A few years ago, I attended a talk given by the Global ECD of Diesel - when Diesel's work was 'hot'. He told the story of how, having reviewed all the presentations for that years global campaigns, he then gathered his creative teams together and told them which concepts had been approved and to "go make them" - but with one proviso; with "half the budget" they'd been working to! The work went on to clean-up at every award show worth winning. Sometimes, I think agency CD's and clients here would be well to adopt the 'Diesel' model.

here here said:

@ "it simple"

I truly believe you have hit the gmail on the head my friend. Well done.

The factor driving the production cost issue is the increased fragmentation of media leading to higher production cost to media spend ratios.

http://www.trinityp3.com/2012/03/the-impact-of-media-fragmentation-on-television-production-budgets/

This does not mean that production costs have increased. As pointed out by some of the commentators here, production costs have fallen or at a minimum remained the same. But often the level of media spend against the production cost has fallen dramatically as advertisers spread their media budget over an increased number of (often lower cost) media channels leading to a increased media to production ratio. Advertisers see the ratio of production cost to media go from 20/80 to 40/60 and even higher and they immediately believe they need to lower the cost of production, not change the ratio expectation due to changing circumstances.

This situation is 'not helped' by an industry process where occasionally advertisers are confronted with production budget "blow outs" due to concepts not-written to budget, poor weather and even the expensive cost of making changes in post production.

This issue is a global problem and scale is the only variable as in larger markets there is often more budget but somehow never enough for production.

Perhaps the production industry and their agency partners need to develop an informational / education campaign to promote the value of production. But perhaps you need to look beyond the agencies who supply you your work for this as they seem to be having the same issues proving their value to their marketing clients.

ACTIONGIRL said:

Well said Producer 2 and It's Simple.

As a freelance producer on the production house side I have producing budgets from $50k to $200k I have seen the effects of this cost cutting - ie as It's simple says, trying to produce Gone with the Wind on $50k.

It seems to me that the Digital guys have ended up with a sweet piece of the pie - but aren't putting on experienced agency producers to deal with production. If I hear one more time"but it's an on-line" as an excuse for the budget being half of what's needed for the script they want made, I might have to flick my hair.... hard!

There's a bundle of young guns out there promising agencies "digital deals" but guess what they don't have the experience and then when executions don't live up to anyone's expectations there's sad faces and moans - but you don't go to KMart to buy your clothes if you like brand names or designer labels.

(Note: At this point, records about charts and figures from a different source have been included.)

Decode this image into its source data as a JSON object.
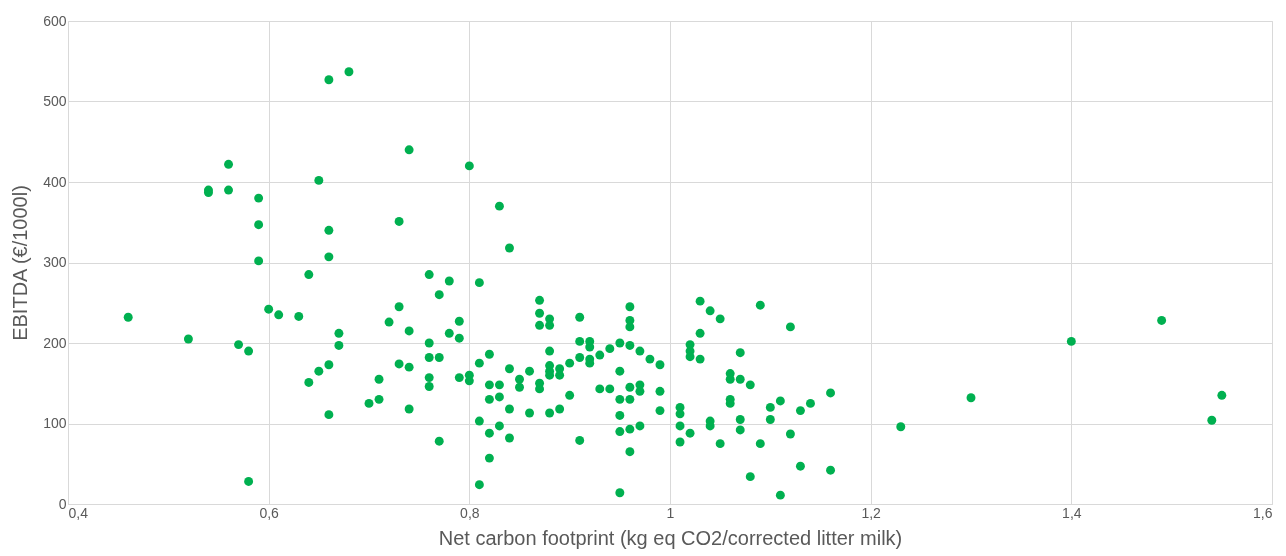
{
  "chart_data": {
    "type": "scatter",
    "xlabel": "Net carbon footprint (kg eq CO2/corrected litter milk)",
    "ylabel": "EBITDA (€/1000l)",
    "xlim": [
      0.4,
      1.6
    ],
    "xticks": [
      {
        "value": 0.4,
        "label": "0,4"
      },
      {
        "value": 0.6,
        "label": "0,6"
      },
      {
        "value": 0.8,
        "label": "0,8"
      },
      {
        "value": 1,
        "label": "1"
      },
      {
        "value": 1.2,
        "label": "1,2"
      },
      {
        "value": 1.4,
        "label": "1,4"
      },
      {
        "value": 1.6,
        "label": "1,6"
      }
    ],
    "ylim": [
      0,
      600
    ],
    "yticks": [
      0,
      100,
      200,
      300,
      400,
      500,
      600
    ],
    "grid": true,
    "marker": "circle",
    "series": [
      {
        "color": "#00b050",
        "x": [
          0.46,
          0.52,
          0.54,
          0.54,
          0.56,
          0.56,
          0.57,
          0.58,
          0.58,
          0.59,
          0.59,
          0.59,
          0.6,
          0.61,
          0.63,
          0.64,
          0.64,
          0.65,
          0.65,
          0.66,
          0.66,
          0.66,
          0.66,
          0.66,
          0.67,
          0.67,
          0.68,
          0.7,
          0.71,
          0.71,
          0.72,
          0.73,
          0.73,
          0.73,
          0.74,
          0.74,
          0.74,
          0.74,
          0.76,
          0.76,
          0.76,
          0.76,
          0.76,
          0.77,
          0.77,
          0.77,
          0.78,
          0.78,
          0.79,
          0.79,
          0.79,
          0.8,
          0.8,
          0.8,
          0.81,
          0.81,
          0.81,
          0.81,
          0.82,
          0.82,
          0.82,
          0.82,
          0.82,
          0.83,
          0.83,
          0.83,
          0.83,
          0.84,
          0.84,
          0.84,
          0.84,
          0.85,
          0.85,
          0.86,
          0.86,
          0.87,
          0.87,
          0.87,
          0.87,
          0.87,
          0.88,
          0.88,
          0.88,
          0.88,
          0.88,
          0.88,
          0.88,
          0.89,
          0.89,
          0.89,
          0.9,
          0.9,
          0.91,
          0.91,
          0.91,
          0.91,
          0.92,
          0.92,
          0.92,
          0.92,
          0.93,
          0.93,
          0.94,
          0.94,
          0.95,
          0.95,
          0.95,
          0.95,
          0.95,
          0.95,
          0.96,
          0.96,
          0.96,
          0.96,
          0.96,
          0.96,
          0.96,
          0.96,
          0.97,
          0.97,
          0.97,
          0.97,
          0.98,
          0.99,
          0.99,
          0.99,
          1.01,
          1.01,
          1.01,
          1.01,
          1.02,
          1.02,
          1.02,
          1.02,
          1.03,
          1.03,
          1.03,
          1.04,
          1.04,
          1.04,
          1.05,
          1.05,
          1.06,
          1.06,
          1.06,
          1.06,
          1.07,
          1.07,
          1.07,
          1.07,
          1.08,
          1.08,
          1.09,
          1.09,
          1.1,
          1.1,
          1.11,
          1.11,
          1.12,
          1.12,
          1.13,
          1.13,
          1.14,
          1.16,
          1.16,
          1.23,
          1.3,
          1.4,
          1.49,
          1.54,
          1.55
        ],
        "values": [
          232,
          205,
          390,
          387,
          422,
          390,
          198,
          190,
          28,
          380,
          347,
          302,
          242,
          235,
          233,
          285,
          151,
          402,
          165,
          527,
          340,
          307,
          173,
          111,
          212,
          197,
          537,
          125,
          155,
          130,
          226,
          351,
          245,
          174,
          440,
          215,
          170,
          118,
          285,
          200,
          182,
          157,
          146,
          260,
          182,
          78,
          277,
          212,
          227,
          206,
          157,
          420,
          160,
          153,
          275,
          175,
          103,
          24,
          186,
          148,
          130,
          88,
          57,
          370,
          148,
          133,
          97,
          318,
          168,
          118,
          82,
          155,
          145,
          165,
          113,
          253,
          237,
          222,
          150,
          143,
          230,
          222,
          190,
          172,
          165,
          160,
          113,
          168,
          160,
          118,
          175,
          135,
          232,
          202,
          182,
          79,
          202,
          195,
          180,
          175,
          185,
          143,
          193,
          143,
          200,
          165,
          130,
          110,
          90,
          14,
          245,
          228,
          220,
          197,
          145,
          130,
          93,
          65,
          190,
          148,
          140,
          97,
          180,
          173,
          140,
          116,
          120,
          112,
          97,
          77,
          198,
          190,
          183,
          88,
          252,
          212,
          180,
          240,
          103,
          97,
          230,
          75,
          162,
          155,
          130,
          125,
          188,
          155,
          105,
          92,
          148,
          34,
          247,
          75,
          120,
          105,
          128,
          11,
          220,
          87,
          116,
          47,
          125,
          138,
          42,
          96,
          132,
          202,
          228,
          104,
          135
        ]
      }
    ]
  }
}
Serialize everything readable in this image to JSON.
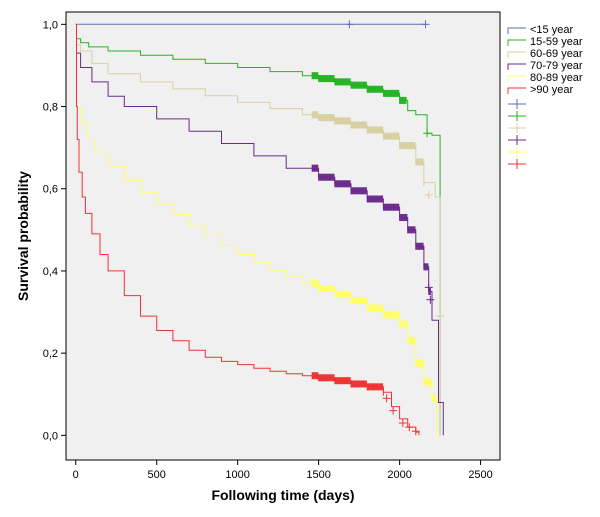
{
  "chart_data": {
    "type": "line",
    "step": true,
    "title": "",
    "xlabel": "Following time (days)",
    "ylabel": "Survival probability",
    "xlim": [
      -60,
      2620
    ],
    "ylim": [
      -0.06,
      1.03
    ],
    "xticks": [
      0,
      500,
      1000,
      1500,
      2000,
      2500
    ],
    "xtick_labels": [
      "0",
      "500",
      "1000",
      "1500",
      "2000",
      "2500"
    ],
    "yticks": [
      0,
      0.2,
      0.4,
      0.6,
      0.8,
      1.0
    ],
    "ytick_labels": [
      "0,0",
      "0,2",
      "0,4",
      "0,6",
      "0,8",
      "1,0"
    ],
    "grid": false,
    "plot_background": "#f0f0f0",
    "legend_position": "right",
    "legend_entries": [
      "<15 year",
      "15-59 year",
      "60-69 year",
      "70-79 year",
      "80-89 year",
      ">90 year"
    ],
    "series": [
      {
        "name": "<15 year",
        "color": "#5b6fb5",
        "x": [
          0,
          2160
        ],
        "y": [
          1.0,
          1.0
        ],
        "censored": [
          [
            1690,
            1.0
          ],
          [
            2160,
            1.0
          ]
        ],
        "censor_band": null
      },
      {
        "name": "15-59 year",
        "color": "#22b422",
        "x": [
          0,
          5,
          30,
          80,
          200,
          400,
          600,
          800,
          1000,
          1200,
          1400,
          1500,
          1600,
          1700,
          1800,
          1900,
          2000,
          2050,
          2100,
          2150,
          2170,
          2200,
          2250
        ],
        "y": [
          1.0,
          0.965,
          0.955,
          0.945,
          0.935,
          0.925,
          0.915,
          0.905,
          0.895,
          0.885,
          0.875,
          0.868,
          0.86,
          0.852,
          0.842,
          0.832,
          0.815,
          0.79,
          0.78,
          0.78,
          0.735,
          0.73,
          0.0
        ],
        "censored": [
          [
            2170,
            0.735
          ]
        ],
        "censor_band": [
          1460,
          2040
        ]
      },
      {
        "name": "60-69 year",
        "color": "#d8d0a0",
        "x": [
          0,
          5,
          30,
          100,
          200,
          400,
          600,
          800,
          1000,
          1200,
          1400,
          1500,
          1600,
          1700,
          1800,
          1900,
          2000,
          2100,
          2150,
          2220,
          2250
        ],
        "y": [
          1.0,
          0.95,
          0.935,
          0.905,
          0.88,
          0.86,
          0.843,
          0.826,
          0.81,
          0.795,
          0.78,
          0.773,
          0.765,
          0.755,
          0.743,
          0.728,
          0.705,
          0.665,
          0.615,
          0.58,
          0.0
        ],
        "censored": [
          [
            2180,
            0.585
          ],
          [
            2250,
            0.29
          ]
        ],
        "censor_band": [
          1460,
          2150
        ]
      },
      {
        "name": "70-79 year",
        "color": "#6a2a8a",
        "x": [
          0,
          5,
          30,
          100,
          200,
          300,
          500,
          700,
          900,
          1100,
          1300,
          1500,
          1600,
          1700,
          1800,
          1900,
          2000,
          2050,
          2100,
          2150,
          2180,
          2200,
          2240,
          2270
        ],
        "y": [
          1.0,
          0.93,
          0.895,
          0.86,
          0.825,
          0.8,
          0.77,
          0.74,
          0.71,
          0.68,
          0.65,
          0.628,
          0.612,
          0.595,
          0.575,
          0.555,
          0.53,
          0.5,
          0.46,
          0.41,
          0.35,
          0.28,
          0.08,
          0.0
        ],
        "censored": [
          [
            2180,
            0.36
          ],
          [
            2190,
            0.33
          ]
        ],
        "censor_band": [
          1460,
          2190
        ]
      },
      {
        "name": "80-89 year",
        "color": "#ffff66",
        "x": [
          0,
          5,
          30,
          70,
          120,
          200,
          300,
          400,
          500,
          600,
          700,
          800,
          900,
          1000,
          1100,
          1200,
          1300,
          1400,
          1500,
          1600,
          1700,
          1800,
          1900,
          2000,
          2050,
          2100,
          2150,
          2200,
          2230
        ],
        "y": [
          1.0,
          0.8,
          0.76,
          0.72,
          0.69,
          0.655,
          0.62,
          0.59,
          0.563,
          0.537,
          0.511,
          0.486,
          0.462,
          0.44,
          0.42,
          0.4,
          0.385,
          0.37,
          0.357,
          0.343,
          0.328,
          0.31,
          0.293,
          0.27,
          0.23,
          0.175,
          0.13,
          0.09,
          0.0
        ],
        "censored": [],
        "censor_band": [
          1460,
          2220
        ]
      },
      {
        "name": ">90 year",
        "color": "#ee3333",
        "x": [
          0,
          5,
          10,
          20,
          40,
          60,
          100,
          150,
          200,
          300,
          400,
          500,
          600,
          700,
          800,
          900,
          1000,
          1100,
          1200,
          1300,
          1400,
          1500,
          1600,
          1700,
          1800,
          1900,
          1950,
          2000,
          2050,
          2100,
          2120
        ],
        "y": [
          1.0,
          0.8,
          0.72,
          0.64,
          0.58,
          0.54,
          0.49,
          0.44,
          0.4,
          0.34,
          0.29,
          0.255,
          0.23,
          0.207,
          0.19,
          0.18,
          0.172,
          0.163,
          0.156,
          0.15,
          0.145,
          0.14,
          0.133,
          0.125,
          0.118,
          0.105,
          0.07,
          0.04,
          0.02,
          0.008,
          0.0
        ],
        "censored": [
          [
            1920,
            0.09
          ],
          [
            1960,
            0.06
          ],
          [
            2020,
            0.03
          ],
          [
            2060,
            0.02
          ],
          [
            2100,
            0.01
          ]
        ],
        "censor_band": [
          1460,
          1900
        ]
      }
    ]
  }
}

Oddly I think we'll see a swing - back to appreciating the production value put on screen from an experienced producer / director and their crew ... and the more traditional forms of training - like "doing your time on set" rather than winning jobs on a good sales pitch and four months at film school.

And perhaps in production land - we do need to get together to PR our value to the younger agency producers ... to show them what specialisation, good training and the wisdom of experience can bring to their next TVC or online campaign.